Im ersten Quartal erzielte das in Toronto ansässige Unternehmen einen Goldausstoß von 236.975 Unzen nach 242.628 Unzen im ersten Quartal 2012. Die Silberproduktion lag mit 1,215 Mio. Unzen ebenfalls unter den 1,251 Mio. Unzen des Vorjahres. Auch der Zinkausstoß sank gegen über dem Vorjahresquartal von damals 13.032 auf jetzt noch 6.999 Tonnen. Die Kupferproduktion gab Agnico mit 1.067 Tonnen an nach 1.293 Tonnen in den ersten drei Monaten 2012.

Auf der positiven Seite konnte CEO Boyd melden, dass man bei der Inbetriebnahme der Goldminen Goldex und La India schneller vorankomme als gedacht. Goldex soll bereits im vierten Quartal 2013 die Produktion aufnehmen und La India im ersten Quartal 2014 folgen. Laut Boyd sollten diese beiden Minen einen gewichtigen Beitrag zum Wachstum des Unternehmens liefern.

Agnico meldete für das erste Quartal zwar einen Rekordanlagendurchsatz von der Meadowbank-Mine, musste aber gleichzeitig bekannt geben, dass die geplante Wartung an der Mühle auf der Kittila-Mine mehr Zeit in Anspruch nehmen wird als gedacht. Das dürfte zu einem Produktionsausfall von 10.000 bis 15.000 Unzen auf das Jahr gerechnet führen, hieß es.

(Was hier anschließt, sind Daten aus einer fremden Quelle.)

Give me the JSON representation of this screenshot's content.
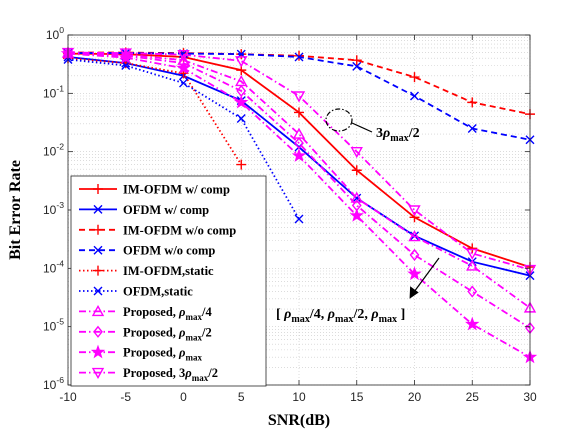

Auf der finanziellen Seite meldete Agnico-Eagle für den aktuellen Berichtszeitraum einen Nettogewinn von 23,9 Mio. Dollar oder 4 Cent pro nach 78,55 Mio. Dollar oder 46 Cent pro Anteilsschein im gleichen Zeitraum 2012. Allerdings kamen einige sich negativ auswirkende einmalige Posten zusammen. Ohne diese liegt der bereinigte Nettogewinn bei 53,6 Dollar oder 31 Cent pro Aktie.